Question

solve for r and graph the solution. |56 - 7r| > 21 click two endpoints to graph a line segment, an endpoint and an arrowhead to graph a ray, or two arrowheads to graph a line. to change endpoints from filled - in circles to empty circles, click on them.

Explanation:

Step1: Rewrite the absolute - value inequality

The absolute - value inequality \(|56 - 7r|>21\) can be rewritten as two separate inequalities: \(56 - 7r>21\) or \(56 - 7r < - 21\).

Step2: Solve the first inequality \(56 - 7r>21\)
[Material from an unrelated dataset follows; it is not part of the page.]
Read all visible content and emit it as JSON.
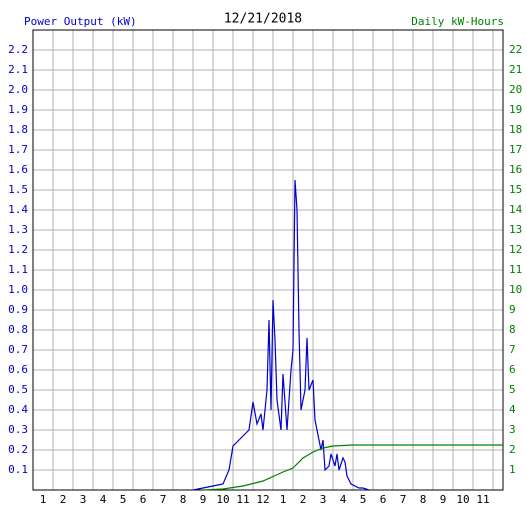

Subtract 56 from both sides: \(-7r>21 - 56\), so \(-7r>-35\). Divide both sides by - 7. When dividing an inequality by a negative number, the direction of the inequality sign changes. We get \(r < 5\).

Step3: Solve the second inequality \(56 - 7r < - 21\)

Subtract 56 from both sides: \(-7r<-21 - 56\), so \(-7r<-77\). Divide both sides by - 7. Since we are dividing by a negative number, the inequality sign changes, and we get \(r>11\).

Answer:

The solution is \(r < 5\) or \(r>11\). On the number - line, we have an open circle at \(r = 5\) and an arrow pointing to the left for \(r < 5\), and an open circle at \(r = 11\) and an arrow pointing to the right for \(r>11\).